Span Cat Annotations and Incorrect Predictions

I'm having issues with the span cat model not correctly predicting, or attempting to predict, all annotated labels in a text with the spancat model.

Backstory: I am currently training a span cat model to try to identify medical phrases in clinical narratives. We have annotated around 800 clinical narratives from real patient data and labelled them using prodigy's span cat annotator to identify phrases as disorders, findings, procedures, etc. We are using span cat, rather than NER, because many of the medical phrases have multiple sub-phrases within the terms that are separate labels altogether. For instance, "family history of heart disease" would be a situation, but the text "heart disease" is a disorder.

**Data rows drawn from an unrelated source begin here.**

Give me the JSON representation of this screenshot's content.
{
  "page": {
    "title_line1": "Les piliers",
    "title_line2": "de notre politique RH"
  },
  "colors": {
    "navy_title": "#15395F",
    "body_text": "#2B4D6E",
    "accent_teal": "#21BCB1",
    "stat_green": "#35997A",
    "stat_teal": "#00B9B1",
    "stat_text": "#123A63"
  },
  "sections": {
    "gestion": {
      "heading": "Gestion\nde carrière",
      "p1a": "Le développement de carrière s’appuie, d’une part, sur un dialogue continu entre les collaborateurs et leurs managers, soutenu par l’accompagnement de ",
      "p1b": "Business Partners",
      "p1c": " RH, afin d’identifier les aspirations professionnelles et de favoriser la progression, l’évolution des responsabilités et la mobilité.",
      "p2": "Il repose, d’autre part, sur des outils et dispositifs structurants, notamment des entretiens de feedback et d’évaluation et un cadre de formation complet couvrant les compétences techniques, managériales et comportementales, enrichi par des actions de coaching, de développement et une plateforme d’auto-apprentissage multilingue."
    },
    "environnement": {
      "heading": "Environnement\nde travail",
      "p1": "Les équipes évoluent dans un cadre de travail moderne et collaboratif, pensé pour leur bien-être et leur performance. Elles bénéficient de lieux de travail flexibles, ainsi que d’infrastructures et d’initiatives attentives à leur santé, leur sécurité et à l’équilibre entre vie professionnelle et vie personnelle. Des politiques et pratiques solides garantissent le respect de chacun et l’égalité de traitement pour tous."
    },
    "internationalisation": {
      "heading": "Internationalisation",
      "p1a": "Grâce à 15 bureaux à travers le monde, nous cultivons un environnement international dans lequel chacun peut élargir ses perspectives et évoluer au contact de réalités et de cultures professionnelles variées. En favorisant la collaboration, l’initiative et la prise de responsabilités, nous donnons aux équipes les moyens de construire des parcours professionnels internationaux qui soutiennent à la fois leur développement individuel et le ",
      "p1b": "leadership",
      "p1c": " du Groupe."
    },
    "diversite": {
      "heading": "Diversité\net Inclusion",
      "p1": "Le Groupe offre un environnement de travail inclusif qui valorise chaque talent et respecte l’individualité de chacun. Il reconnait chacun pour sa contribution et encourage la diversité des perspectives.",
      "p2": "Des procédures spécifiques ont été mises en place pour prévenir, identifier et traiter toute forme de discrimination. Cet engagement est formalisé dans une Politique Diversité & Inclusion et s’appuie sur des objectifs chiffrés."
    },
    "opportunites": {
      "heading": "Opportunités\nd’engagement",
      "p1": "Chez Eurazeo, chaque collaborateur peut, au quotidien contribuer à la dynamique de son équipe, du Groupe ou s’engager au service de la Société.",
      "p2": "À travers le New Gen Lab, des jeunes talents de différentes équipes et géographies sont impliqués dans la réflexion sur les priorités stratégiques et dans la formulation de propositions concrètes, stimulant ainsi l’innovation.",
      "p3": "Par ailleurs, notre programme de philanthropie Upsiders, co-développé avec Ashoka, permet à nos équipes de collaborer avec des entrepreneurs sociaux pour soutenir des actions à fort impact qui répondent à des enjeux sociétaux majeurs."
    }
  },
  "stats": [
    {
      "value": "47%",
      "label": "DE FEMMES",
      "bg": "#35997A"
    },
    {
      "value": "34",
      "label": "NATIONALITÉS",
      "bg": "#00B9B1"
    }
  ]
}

After training the model with prodigy, we found that the results had very low sensitivity - very few terms were ever being identified, even when predicting on the data used to train the model. We thought we needed more data, so we continued to add more examples and iteratively train, but the sensitivity was still low so I looked into how the annotations are being saved and I found something peculiar: Only the labels which contained a "text" attribute were being predicted and identified in the model. In other words, the labels contained in each example in the jsonl file was annotated differently, such that only the spans with the "text" attribute were being predicted, and the spans without it were not. Let me give an example:

A middle-aged female presents to the emergency room with the concern of active gastrointestinal (GI) bleeding. 99-Tc labeled RBC scan is performed, and imaged were acquired for 4 hours. No abnormal area of increased radiotracer uptake is identified. The patient had a bowel movement during the scan, and the stool was imaged and was positive for radioactivity.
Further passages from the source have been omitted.